The afternoon rains fell steadily, and the dooplehuel moved slowly, the light breeze from the west augmented by the rowing efforts of the people inside them. The exercise took their minds off their wet, cramped positions inside the hulls. The two girls were able to crawl gingerly about the platform of Daneesa’s boat, and point out each new feature of the sea forest as it came into view.
The trees ahead of them grew steadily higher, and at last they began to skirt the main part of the forest. Hudnee saw how the great trunks lifted above watery columns made up of living reefs and soared into the overcast sky.
Among the giants of the sea forest the effect of the turbulence, the ‘black fists’ as Merrick called them, could clearly be seen. Many of the trees now leant at odd angles, and ahead of them one giant had crashed through the scrubby growth at the edge of the forest. The massive head of the tree create
d an island they circumnavigated in awe.
They could see that the forest was still adjusting to the damage inflicted upon it. Some trees supported their neighbours, and some leaned precariously off balance. Everywhere the forest creaked and snapped as it settled. By unspoken consent the two dooplehuel kept well out to sea, and away from the chance of a falling tree.

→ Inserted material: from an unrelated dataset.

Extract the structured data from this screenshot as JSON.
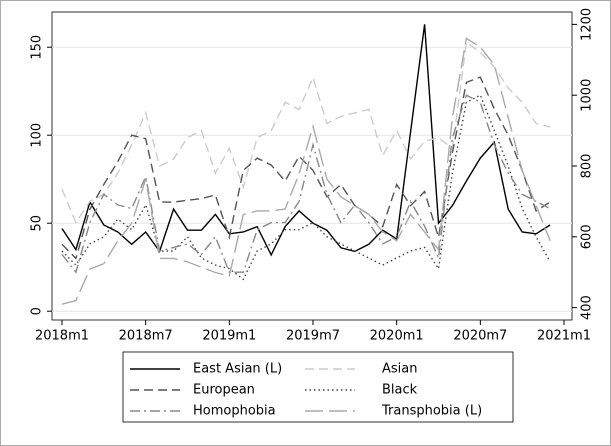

Then the rains lifted, earlier than usual.
“Well, that’s a blessing,” commented Menon. “It must have something to do with the stormy weather.”

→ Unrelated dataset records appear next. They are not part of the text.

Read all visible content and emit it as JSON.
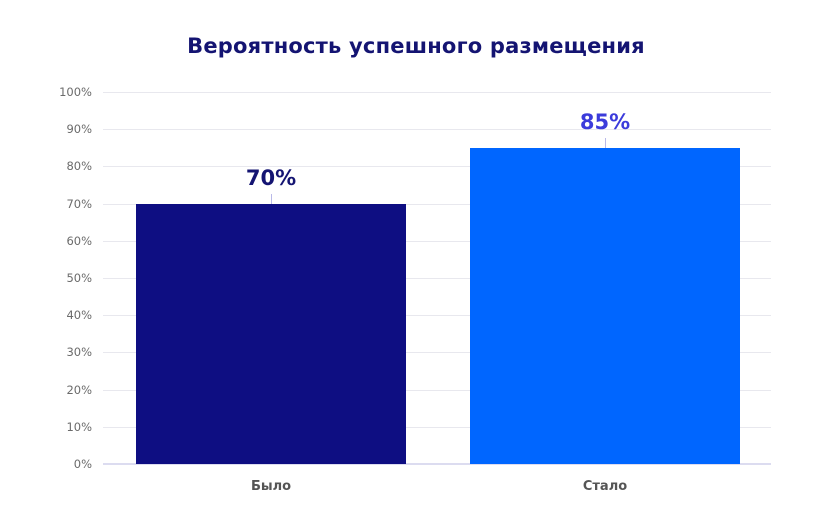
{
  "chart_data": {
    "type": "bar",
    "title": "Вероятность успешного размещения",
    "categories": [
      "Было",
      "Стало"
    ],
    "values": [
      70,
      85
    ],
    "value_labels": [
      "70%",
      "85%"
    ],
    "colors": [
      "#0e0e82",
      "#0066ff"
    ],
    "value_label_colors": [
      "#141472",
      "#3b3bdb"
    ],
    "xlabel": "",
    "ylabel": "",
    "ylim": [
      0,
      100
    ],
    "yticks": [
      "0%",
      "10%",
      "20%",
      "30%",
      "40%",
      "50%",
      "60%",
      "70%",
      "80%",
      "90%",
      "100%"
    ],
    "grid": true,
    "legend": false
  }
}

The two watercraft came to one of the mouths of the Kapuas, and steered across the deep channel toward a large island of trees ahead of them. The island was surrounded on three sides by other channels, and ended at the open sea.
This was Shellport. Here the thick tree trunks rose out of the water like living columns in one of the pilars Hudnee had built in what now seemed like a much earlier life. The trunks were perfectly symmetrical, until they branched suddenly into round, massive heads at a height above the water equivalent to several of the dooplehuel hulls.
Hudnee looked excitedly at a long row of docks that ran along the edge of the forest ahead of him. Many of the docks was new, built since his visit here with his father when he was a boy. Menon looked grimly at the forest giants at the sea end of the island of trees. Some of them leaned at precarious angles. Shellport had not entirely escaped the destruction.
“Ahoy the Watch,” shouted a voice. It was coming from a walkway that circled one of the trees several times before it disappeared into the canopy. The voice appeared to come from a platform built half way up the ramshackle construction.
“Two dooplehuel on the southern sea route!” snapped the voice. “Get to it you lot!”
Hudnee could at last see a still figure on the platform. Whoever it was, they were leaning nonchalantly back against the massive trunk. Below it more figures swarmed over the planking and formed a ragged line along the edge of the docks.